Gavin Baker on the Journal of Insignificant Inquiry reports a spike in the growth of DOAJ in 2008, based on data generated from the DOAJ new title search page.
The DOAJ numbers are the best estimate I am aware of of how many open access journals there are in the world, however it is important to remember that DOAJ is intended as a directory of journals, and is not a perfect measure of OA journals.
Thanks, Gavin, for a useful addition to the Dramatic Growth of Open Access Series.
Some factors to consider when looking at DOAJ as a measure of open access journals:
Discovery - there could be open access journals which DOAJ staff are not aware of.
Vetting - DOAJ journals go through a vetting process; they not only need to be fully open access and peer reviewed (or equivalent), DOAJ needs evidence. Because of the vetting process, there is always at least some delay between when a journal becomes OA and when it is included in DOAJ.
Useful delay - DOAJ does not include forthcoming journals, and does not automatically and immediately include new journals. Journals must be active to be included in DOAJ; sometimes, it makes sense to wait for a few issues to be released.
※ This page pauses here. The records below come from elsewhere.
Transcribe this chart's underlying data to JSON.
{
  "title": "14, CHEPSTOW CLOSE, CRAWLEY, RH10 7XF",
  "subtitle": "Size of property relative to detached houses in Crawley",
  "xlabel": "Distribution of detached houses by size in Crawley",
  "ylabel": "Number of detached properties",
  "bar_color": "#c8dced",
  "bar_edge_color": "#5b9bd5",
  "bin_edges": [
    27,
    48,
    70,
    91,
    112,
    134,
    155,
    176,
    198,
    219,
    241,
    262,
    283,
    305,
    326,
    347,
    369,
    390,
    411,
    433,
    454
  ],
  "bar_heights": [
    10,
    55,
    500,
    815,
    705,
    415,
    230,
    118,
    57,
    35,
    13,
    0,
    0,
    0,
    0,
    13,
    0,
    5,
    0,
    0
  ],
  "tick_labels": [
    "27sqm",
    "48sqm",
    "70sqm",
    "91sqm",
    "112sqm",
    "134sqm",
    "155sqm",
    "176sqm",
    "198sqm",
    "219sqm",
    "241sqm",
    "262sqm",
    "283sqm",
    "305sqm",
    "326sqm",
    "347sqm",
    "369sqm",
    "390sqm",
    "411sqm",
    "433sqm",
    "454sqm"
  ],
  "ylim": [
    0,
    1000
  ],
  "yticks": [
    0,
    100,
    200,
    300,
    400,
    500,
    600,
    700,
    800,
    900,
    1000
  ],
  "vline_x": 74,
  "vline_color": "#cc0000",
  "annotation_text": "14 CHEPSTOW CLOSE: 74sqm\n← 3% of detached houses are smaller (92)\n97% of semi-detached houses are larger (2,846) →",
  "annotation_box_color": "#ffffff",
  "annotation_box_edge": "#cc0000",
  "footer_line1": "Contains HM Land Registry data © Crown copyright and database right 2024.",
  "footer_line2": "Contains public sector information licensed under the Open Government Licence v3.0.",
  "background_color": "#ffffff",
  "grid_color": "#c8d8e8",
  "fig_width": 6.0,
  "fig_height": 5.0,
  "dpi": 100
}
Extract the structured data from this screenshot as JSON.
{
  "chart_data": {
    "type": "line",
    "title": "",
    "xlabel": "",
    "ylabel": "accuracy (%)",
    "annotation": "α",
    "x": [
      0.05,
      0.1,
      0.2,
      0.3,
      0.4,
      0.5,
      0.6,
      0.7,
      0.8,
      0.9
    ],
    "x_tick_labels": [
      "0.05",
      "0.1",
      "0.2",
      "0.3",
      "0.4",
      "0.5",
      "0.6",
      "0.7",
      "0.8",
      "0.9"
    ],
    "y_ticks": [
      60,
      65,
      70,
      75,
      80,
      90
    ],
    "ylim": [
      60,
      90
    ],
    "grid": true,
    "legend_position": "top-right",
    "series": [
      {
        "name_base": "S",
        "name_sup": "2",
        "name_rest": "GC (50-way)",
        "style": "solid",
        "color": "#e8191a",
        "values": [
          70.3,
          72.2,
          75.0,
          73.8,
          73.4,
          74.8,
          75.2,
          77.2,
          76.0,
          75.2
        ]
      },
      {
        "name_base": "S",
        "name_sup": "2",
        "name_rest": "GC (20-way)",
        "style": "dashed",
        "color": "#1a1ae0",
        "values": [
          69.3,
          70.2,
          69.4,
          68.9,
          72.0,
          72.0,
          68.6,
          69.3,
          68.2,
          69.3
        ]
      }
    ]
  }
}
Human resources - the people at DOAJ are human beings. Minor fluctuations in growth can simply reflect someone's vacation time. If libraries want DOAJ to be as up to date as possible - take out a membership in DOAJ so that this important service has the support it needs to keep up.
Language - while the DOAJ staff seem remarkably comfortable in a multilingual environment, it must add some complexity that OA journals can be in any language, in any alphabet. I have no idea whether discovery and/or vetting is slower for some languages than others, but it does seem likely.
Weeding - DOAJ removes journals that no longer meet its criteria for inclusion (fully open access, peer reviewed or equivalent, and active).
Journal start dates in DOAJ reflect the first OA issue, not necessarily when a new journal started, or when an older one converted to OA.